Just having a simple visual representation of the account can provide benefits that you might not be aware that you’re missing out on:

  • Building consensus – If you’ve not yet identified enough of your key sales personas within this account, you know where to focus your effort. Are you really as close to closing as you thought if you don’t understand the roles of the contacts within this account?
  • Reviewing deals – When you’re reviewing deals with your manager, you can show a greater understanding of your opportunities and be a stand-out sales professional.
  • Understanding structure – Understanding the structure of reporting lines in an account is much easier to do with an org chart than with a table of contacts.
  • Handover process – Account managers will be much happier to receive a detailed chart of the key stakeholders in the deal than a list of contacts. Putting in the effort to understand accounts early not only increases the chance of closing deals, but pays dividends down the road in other functions too.
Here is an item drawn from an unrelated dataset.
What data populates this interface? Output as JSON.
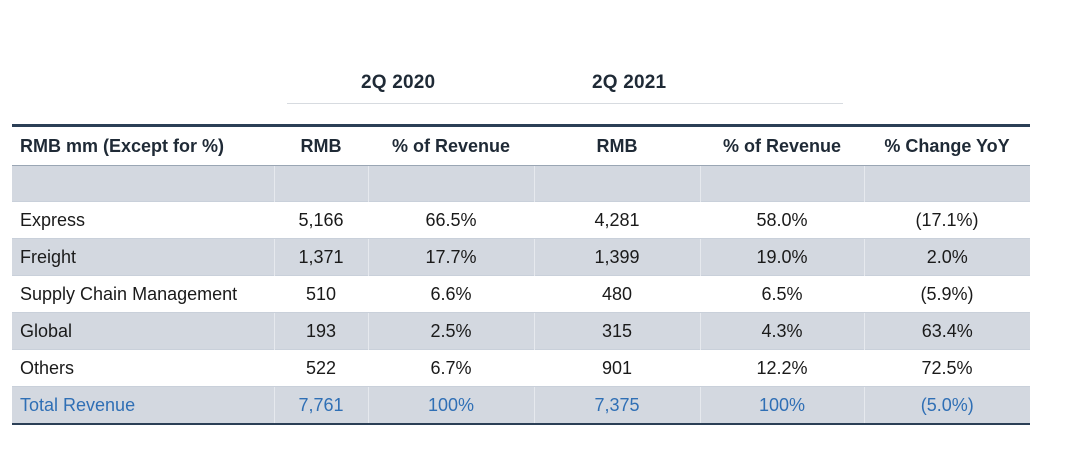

Step 3: Deliver Targeted Content to Help Build Consensus

Now that you’re identifying all the key stakeholders, you can start using this knowledge to increase the chance of closing your deals.

The sales team has mapped out the complete buying group, highlighted the sales personas, and defined relationships that exist within the group. The marketing team can now assist the sale by delivering targeted content around all those account features. As we know, organizations with good alignment between sales and marketing teams achieve 20% revenue growth on average annually

budget-champion-orgchart

In the screenshot above, you can see that we’ve got a couple of key stakeholders, and we’ve identified their buyer personas: champion and a budget holder. We know the champion is already convinced of our solution’s value and is helping our sales rep through the buying process. However, we know there are more key stakeholders in this deal that need to be convinced in order to have full buying consensus.

Now is the time to start getting that targeted content in front of the correct stakeholders. We know the budget holder is going to be less concerned about functionality and more concerned about ROI. In this case, we want marketing to deliver content about the ROI they can expect through implementing our solution to help build that full buying consensus.

We can even get OrgChartHub to help automate this process through the use of HubSpot’s active lists, ensuring that we don’t fail to engage key stakeholders in future deals. OrgChartHub will automatically sync sales personas directly into HubSpot, allowing you to start engaging key stakeholders with relevant content as soon as possible. 

influencers-orgchart-list

What Have We Learned?

There’s no longer an individual buyer, and you can’t rely on one or two contacts without risking the deal. You need to identify the full buying group and build consensus. To do that, you should:

  • Take advantage of HubSpot and its connect partners to identify all the key stakeholders.
  • Drive consensus amongst the full buying group through combined efforts from marketing and sales.

If you follow these tips, tricks, and best practices, you’ll see:

  • Increased deal sizes.
  • Increased win-rate.
  • Shorter sales cycles.

And remember, ABC… Always Be Charting!